The negative control article was administered by the same route as, and concurrently with, the test article and in volumes equal to the maximum amount administered to the experimental animals (0.25 ml per male mouse and 0.20 ml per female mouse).


Triethylenemelamine (TEM) at 1.0 mg/kg was dissolved in saline and used as the positive control article and was administered via a split dose intraperitoneal (IP) injection.


The frequency of micronuclei in mouse bone marrow from the negative control animals is within the normal range for this laboratory.


The positive control compound, triethylenemelamine (TEM) induced a large increase in micronuclei, to a total of about 7%.


There is no evidence for induction of micronuclei by the test compound. 


In conclusion, the test item did not induce micronuclei at the doses tested.

Endpoint conclusion
Endpoint conclusion:
no adverse effect observed (negative)

Additional information

Justification for classification or non-classification

According to the available information, only the results of the in vitro bacterial gene mutation test indicated that the test item was positive with tester strains TA100 and TA1535 both with and without S9. 

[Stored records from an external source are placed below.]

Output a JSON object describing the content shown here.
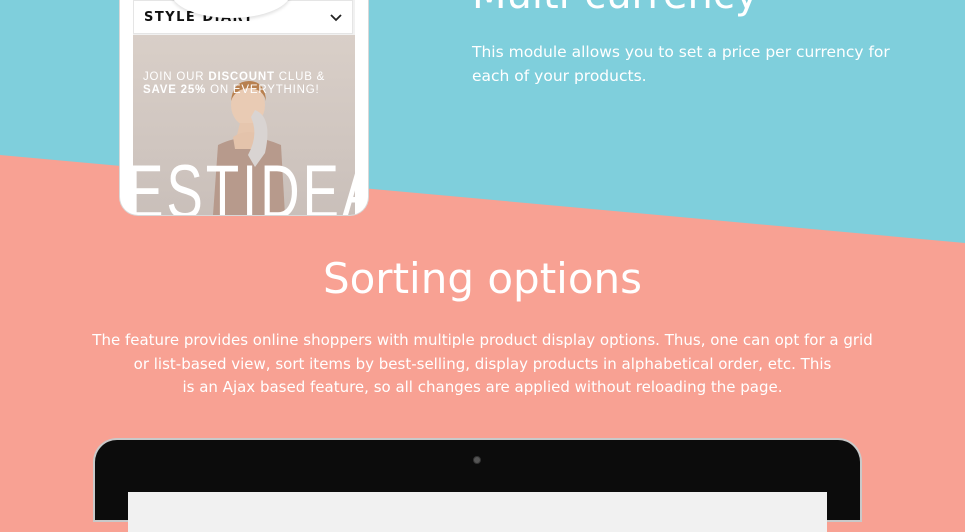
{
  "colors": {
    "top_bg": "#7fcfdc",
    "bottom_bg": "#f8a193",
    "text": "#ffffff"
  },
  "phone": {
    "menu_label": "STYLE  DIARY",
    "menu_icon": "chevron-down-icon",
    "promo_line1_pre": "JOIN OUR ",
    "promo_line1_bold": "DISCOUNT",
    "promo_line1_post": " CLUB &",
    "promo_line2_bold": "SAVE 25%",
    "promo_line2_post": " ON EVERYTHING!",
    "brand_text": "ESTIDEA"
  },
  "multicurrency": {
    "title": "Multi-currency",
    "description": "This module allows you to set a price per currency for each of your products."
  },
  "sorting": {
    "title": "Sorting options",
    "description_lines": [
      "The feature provides online shoppers with multiple product display options. Thus, one can opt for a grid",
      "or list-based view, sort items by best-selling, display products in alphabetical order, etc. This",
      "is an Ajax based feature, so all changes are applied without reloading the page."
    ]
  }
}
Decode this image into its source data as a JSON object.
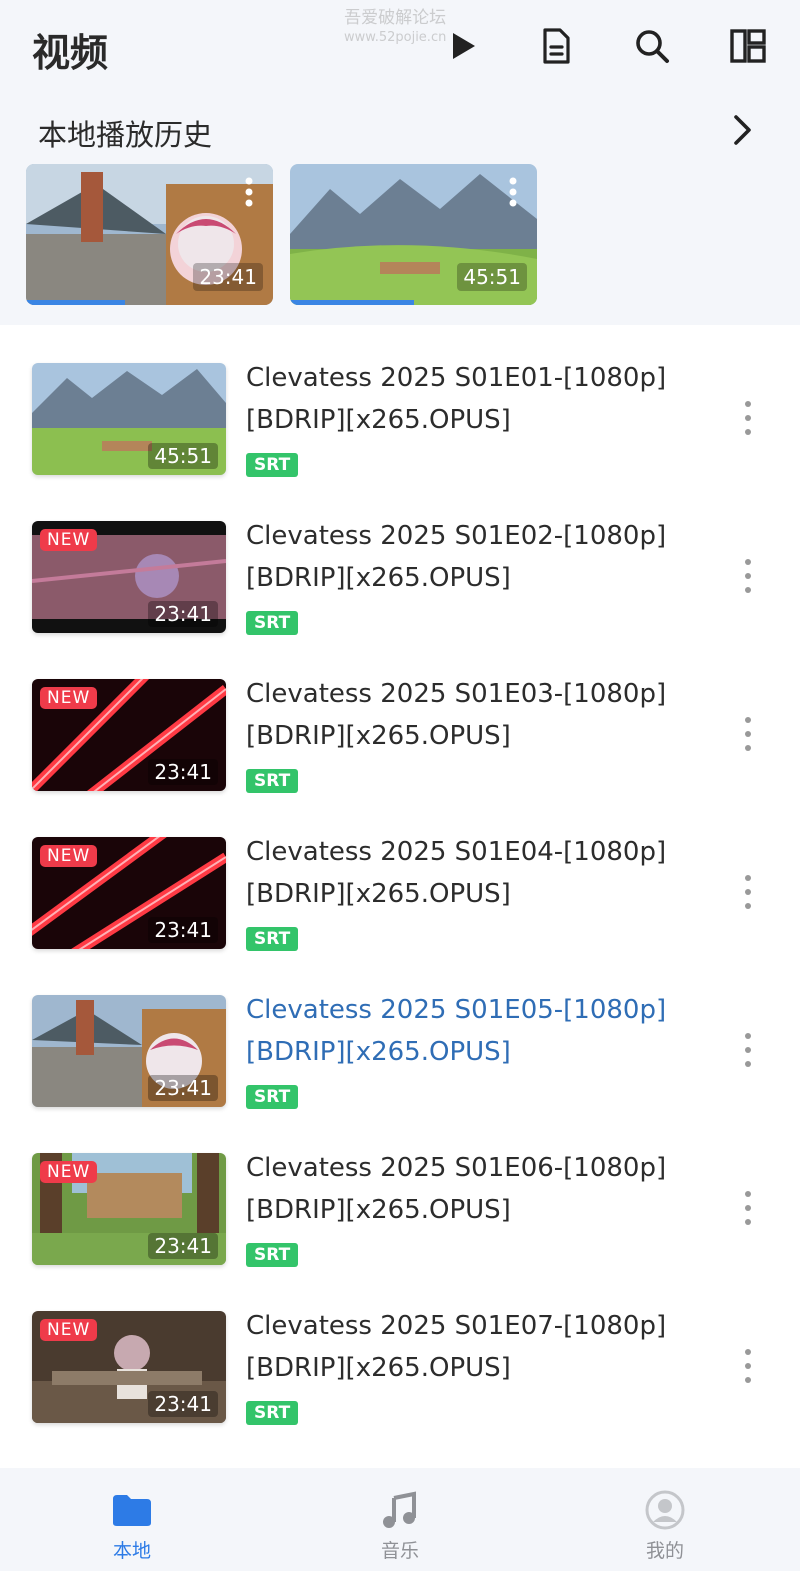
{
  "header": {
    "title": "视频",
    "watermark_line1": "吾爱破解论坛",
    "watermark_line2": "www.52pojie.cn",
    "icons": [
      "play-icon",
      "document-icon",
      "search-icon",
      "layout-icon"
    ]
  },
  "history": {
    "title": "本地播放历史",
    "items": [
      {
        "duration": "23:41",
        "progress": 0.4
      },
      {
        "duration": "45:51",
        "progress": 0.5
      }
    ]
  },
  "videos": [
    {
      "title": "Clevatess 2025 S01E01-[1080p][BDRIP][x265.OPUS]",
      "duration": "45:51",
      "new": false,
      "badge": "SRT",
      "active": false
    },
    {
      "title": "Clevatess 2025 S01E02-[1080p][BDRIP][x265.OPUS]",
      "duration": "23:41",
      "new": true,
      "new_label": "NEW",
      "badge": "SRT",
      "active": false
    },
    {
      "title": "Clevatess 2025 S01E03-[1080p][BDRIP][x265.OPUS]",
      "duration": "23:41",
      "new": true,
      "new_label": "NEW",
      "badge": "SRT",
      "active": false
    },
    {
      "title": "Clevatess 2025 S01E04-[1080p][BDRIP][x265.OPUS]",
      "duration": "23:41",
      "new": true,
      "new_label": "NEW",
      "badge": "SRT",
      "active": false
    },
    {
      "title": "Clevatess 2025 S01E05-[1080p][BDRIP][x265.OPUS]",
      "duration": "23:41",
      "new": false,
      "badge": "SRT",
      "active": true
    },
    {
      "title": "Clevatess 2025 S01E06-[1080p][BDRIP][x265.OPUS]",
      "duration": "23:41",
      "new": true,
      "new_label": "NEW",
      "badge": "SRT",
      "active": false
    },
    {
      "title": "Clevatess 2025 S01E07-[1080p][BDRIP][x265.OPUS]",
      "duration": "23:41",
      "new": true,
      "new_label": "NEW",
      "badge": "SRT",
      "active": false
    }
  ],
  "nav": {
    "items": [
      {
        "label": "本地",
        "icon": "folder-icon",
        "active": true
      },
      {
        "label": "音乐",
        "icon": "music-icon",
        "active": false
      },
      {
        "label": "我的",
        "icon": "profile-icon",
        "active": false
      }
    ]
  },
  "colors": {
    "accent": "#2d7be6",
    "active_title": "#2f6db5",
    "new_badge": "#ef3b4a",
    "srt_badge": "#33c46a"
  }
}
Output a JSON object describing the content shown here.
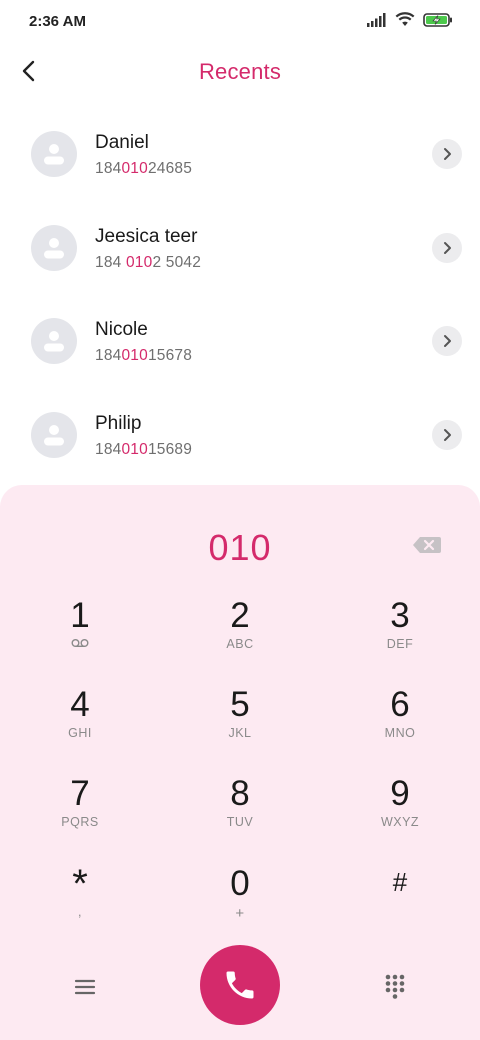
{
  "status_bar": {
    "time": "2:36 AM",
    "icons": [
      "signal-icon",
      "wifi-icon",
      "battery-charging-icon"
    ]
  },
  "header": {
    "title": "Recents",
    "back_icon": "back-arrow-icon"
  },
  "contacts": [
    {
      "name": "Daniel",
      "number_pre": "184",
      "number_match": "010",
      "number_post": "24685"
    },
    {
      "name": "Jeesica teer",
      "number_pre": "184 ",
      "number_match": "010",
      "number_post": "2 5042"
    },
    {
      "name": "Nicole",
      "number_pre": "184",
      "number_match": "010",
      "number_post": "15678"
    },
    {
      "name": "Philip",
      "number_pre": "184",
      "number_match": "010",
      "number_post": "15689"
    }
  ],
  "dialpad": {
    "input": "010",
    "keys": [
      {
        "num": "1",
        "sub": "voicemail-icon"
      },
      {
        "num": "2",
        "sub": "ABC"
      },
      {
        "num": "3",
        "sub": "DEF"
      },
      {
        "num": "4",
        "sub": "GHI"
      },
      {
        "num": "5",
        "sub": "JKL"
      },
      {
        "num": "6",
        "sub": "MNO"
      },
      {
        "num": "7",
        "sub": "PQRS"
      },
      {
        "num": "8",
        "sub": "TUV"
      },
      {
        "num": "9",
        "sub": "WXYZ"
      },
      {
        "num": "*",
        "sub": ","
      },
      {
        "num": "0",
        "sub": "+"
      },
      {
        "num": "#",
        "sub": ""
      }
    ]
  },
  "colors": {
    "accent": "#d42a6b",
    "dialpad_bg": "#fdeaf2",
    "avatar_bg": "#e4e5ea"
  }
}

The test item was studied further and did not show evidence of mutagenic activity to cultured human lymphocytes (both with and without metabolic activation) in any of the tests performed, was negative according to the mammalian cells gene mutation study and did not show transforming ability by the criteria of the CTAs performed and cannot be considered a potential carcinogen.


The reported in vitro information lend support to the conclusion that the test item is unlikely to represent a mutagenic hazard to man. 


Moreover, an in vivo micronucleus test was performed to evaluate the test item and there was no evidence for induction of micronuclei by the test compound. 


In conclusion, the test item did not show chromosomal and gene mutagenicity.